Frankfurter Allgemeine Zeitung - Rezension
Frankfurter Allgemeine Zeitung | Besprechung von 17.01.2021

Eröffnet das Feuer gegen die Natur!
Der Philosoph Yuk Hui entwickelt in seinem Buch über chinesisches und westliches Technikverständnis das Modell einer ökologischen Alternative.

Als am 1. Juni 2003 mit der Flutung der "Drei-Schluchten-Talsperre" am Jangtsekiang begonnen wurde, war das ein Ereignis nicht nur der Technikgeschichte. Tausende Touristen hatten in den Wochen zuvor die Baustelle besucht, um die drei Schluchten noch im wasserlosen Zustand zu sehen. Die riesige Talsperre mit Wasserkraftwerk, Staumauern und Schiffshebewerk ist bis heute eine Touristenattraktion geblieben. Und bricht immer wieder neue Stromerzeugungsrekorde, derzeit gilt es als leistungsstärkstes Wasserkraftwerk der Welt.

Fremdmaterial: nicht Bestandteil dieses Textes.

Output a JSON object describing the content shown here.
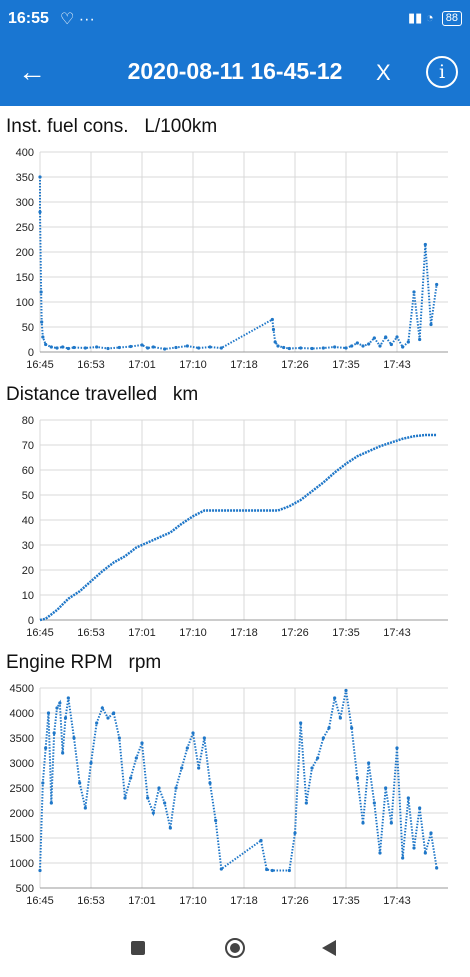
{
  "status": {
    "time": "16:55",
    "left_icons": "♡ ···",
    "right_icons": "▮▮ ◔",
    "battery": "88"
  },
  "header": {
    "title": "2020-08-11 16-45-12",
    "close_label": "X",
    "info_label": "i",
    "back_label": "←"
  },
  "colors": {
    "accent": "#1976D2",
    "series": "#1f77c8",
    "grid": "#d8d8d8"
  },
  "chart_data": [
    {
      "type": "scatter",
      "title": "Inst. fuel cons.",
      "unit": "L/100km",
      "xlabel": "",
      "ylabel": "",
      "x_ticks": [
        "16:45",
        "16:53",
        "17:01",
        "17:10",
        "17:18",
        "17:26",
        "17:35",
        "17:43"
      ],
      "y_ticks": [
        0,
        50,
        100,
        150,
        200,
        250,
        300,
        350,
        400
      ],
      "ylim": [
        0,
        400
      ],
      "grid": true,
      "points": [
        [
          0,
          350
        ],
        [
          0,
          280
        ],
        [
          0.2,
          120
        ],
        [
          0.3,
          60
        ],
        [
          0.5,
          30
        ],
        [
          1,
          15
        ],
        [
          2,
          10
        ],
        [
          3,
          8
        ],
        [
          4,
          10
        ],
        [
          5,
          7
        ],
        [
          6,
          9
        ],
        [
          8,
          8
        ],
        [
          10,
          10
        ],
        [
          12,
          7
        ],
        [
          14,
          9
        ],
        [
          16,
          11
        ],
        [
          18,
          14
        ],
        [
          19,
          8
        ],
        [
          20,
          10
        ],
        [
          22,
          6
        ],
        [
          24,
          9
        ],
        [
          26,
          12
        ],
        [
          28,
          8
        ],
        [
          30,
          10
        ],
        [
          32,
          8
        ],
        [
          41,
          65
        ],
        [
          41.2,
          45
        ],
        [
          41.5,
          20
        ],
        [
          42,
          12
        ],
        [
          43,
          9
        ],
        [
          44,
          7
        ],
        [
          46,
          8
        ],
        [
          48,
          7
        ],
        [
          50,
          8
        ],
        [
          52,
          10
        ],
        [
          54,
          8
        ],
        [
          55,
          12
        ],
        [
          56,
          18
        ],
        [
          57,
          12
        ],
        [
          58,
          16
        ],
        [
          59,
          28
        ],
        [
          60,
          12
        ],
        [
          61,
          30
        ],
        [
          62,
          15
        ],
        [
          63,
          30
        ],
        [
          64,
          10
        ],
        [
          65,
          20
        ],
        [
          66,
          120
        ],
        [
          67,
          25
        ],
        [
          68,
          215
        ],
        [
          69,
          55
        ],
        [
          70,
          135
        ]
      ]
    },
    {
      "type": "line",
      "title": "Distance travelled",
      "unit": "km",
      "xlabel": "",
      "ylabel": "",
      "x_ticks": [
        "16:45",
        "16:53",
        "17:01",
        "17:10",
        "17:18",
        "17:26",
        "17:35",
        "17:43"
      ],
      "y_ticks": [
        0,
        10,
        20,
        30,
        40,
        50,
        60,
        70,
        80
      ],
      "ylim": [
        0,
        80
      ],
      "grid": true,
      "points": [
        [
          0,
          0
        ],
        [
          1,
          0.5
        ],
        [
          3,
          4
        ],
        [
          5,
          8.5
        ],
        [
          7,
          11.5
        ],
        [
          9,
          15.5
        ],
        [
          11,
          19.5
        ],
        [
          13,
          23
        ],
        [
          15,
          25.5
        ],
        [
          17,
          29
        ],
        [
          19,
          31
        ],
        [
          21,
          33
        ],
        [
          23,
          35
        ],
        [
          25,
          38.5
        ],
        [
          27,
          41.5
        ],
        [
          29,
          43.8
        ],
        [
          30,
          43.8
        ],
        [
          42,
          43.8
        ],
        [
          44,
          45.5
        ],
        [
          46,
          48
        ],
        [
          48,
          51.5
        ],
        [
          50,
          55
        ],
        [
          52,
          59
        ],
        [
          54,
          62.5
        ],
        [
          56,
          65.5
        ],
        [
          58,
          67.5
        ],
        [
          60,
          69.5
        ],
        [
          62,
          71
        ],
        [
          64,
          72.5
        ],
        [
          66,
          73.5
        ],
        [
          68,
          74
        ],
        [
          70,
          74
        ]
      ]
    },
    {
      "type": "scatter",
      "title": "Engine RPM",
      "unit": "rpm",
      "xlabel": "",
      "ylabel": "",
      "x_ticks": [
        "16:45",
        "16:53",
        "17:01",
        "17:10",
        "17:18",
        "17:26",
        "17:35",
        "17:43"
      ],
      "y_ticks": [
        500,
        1000,
        1500,
        2000,
        2500,
        3000,
        3500,
        4000,
        4500
      ],
      "ylim": [
        500,
        4500
      ],
      "grid": true,
      "points": [
        [
          0,
          850
        ],
        [
          0.5,
          2600
        ],
        [
          1,
          3300
        ],
        [
          1.5,
          4000
        ],
        [
          2,
          2200
        ],
        [
          2.5,
          3600
        ],
        [
          3,
          4100
        ],
        [
          3.5,
          4200
        ],
        [
          4,
          3200
        ],
        [
          4.5,
          3900
        ],
        [
          5,
          4300
        ],
        [
          6,
          3500
        ],
        [
          7,
          2600
        ],
        [
          8,
          2100
        ],
        [
          9,
          3000
        ],
        [
          10,
          3800
        ],
        [
          11,
          4100
        ],
        [
          12,
          3900
        ],
        [
          13,
          4000
        ],
        [
          14,
          3500
        ],
        [
          15,
          2300
        ],
        [
          16,
          2700
        ],
        [
          17,
          3100
        ],
        [
          18,
          3400
        ],
        [
          19,
          2300
        ],
        [
          20,
          2000
        ],
        [
          21,
          2500
        ],
        [
          22,
          2200
        ],
        [
          23,
          1700
        ],
        [
          24,
          2500
        ],
        [
          25,
          2900
        ],
        [
          26,
          3300
        ],
        [
          27,
          3600
        ],
        [
          28,
          2900
        ],
        [
          29,
          3500
        ],
        [
          30,
          2600
        ],
        [
          31,
          1850
        ],
        [
          32,
          880
        ],
        [
          39,
          1450
        ],
        [
          40,
          870
        ],
        [
          41,
          850
        ],
        [
          44,
          850
        ],
        [
          45,
          1600
        ],
        [
          46,
          3800
        ],
        [
          47,
          2200
        ],
        [
          48,
          2900
        ],
        [
          49,
          3100
        ],
        [
          50,
          3500
        ],
        [
          51,
          3700
        ],
        [
          52,
          4300
        ],
        [
          53,
          3900
        ],
        [
          54,
          4450
        ],
        [
          55,
          3700
        ],
        [
          56,
          2700
        ],
        [
          57,
          1800
        ],
        [
          58,
          3000
        ],
        [
          59,
          2200
        ],
        [
          60,
          1200
        ],
        [
          61,
          2500
        ],
        [
          62,
          1800
        ],
        [
          63,
          3300
        ],
        [
          64,
          1100
        ],
        [
          65,
          2300
        ],
        [
          66,
          1300
        ],
        [
          67,
          2100
        ],
        [
          68,
          1200
        ],
        [
          69,
          1600
        ],
        [
          70,
          900
        ]
      ]
    }
  ]
}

Die Talsperre oder besser: Schluchtensperre zählt zu den gigantischen Industrieprojekten Chinas. Bereits zu Beginn des 20. Jahrhunderts erstmals geplant, gehörte das Projekt zu den zentralen Anliegen von Deng Xiaopings in den achtziger Jahren gestarteter Reform- und Modernisierungspolitik. Seit seiner Inbetriebnahme sind die Überschwemmungskatastrophen im Einzugsgebiet des Jangtsekiang, denen allein im 20. Jahrhundert mehr als drei Millionen Menschen zum Opfer fielen, deutlich abgemildert, wenn auch nicht gänzlich beseitigt.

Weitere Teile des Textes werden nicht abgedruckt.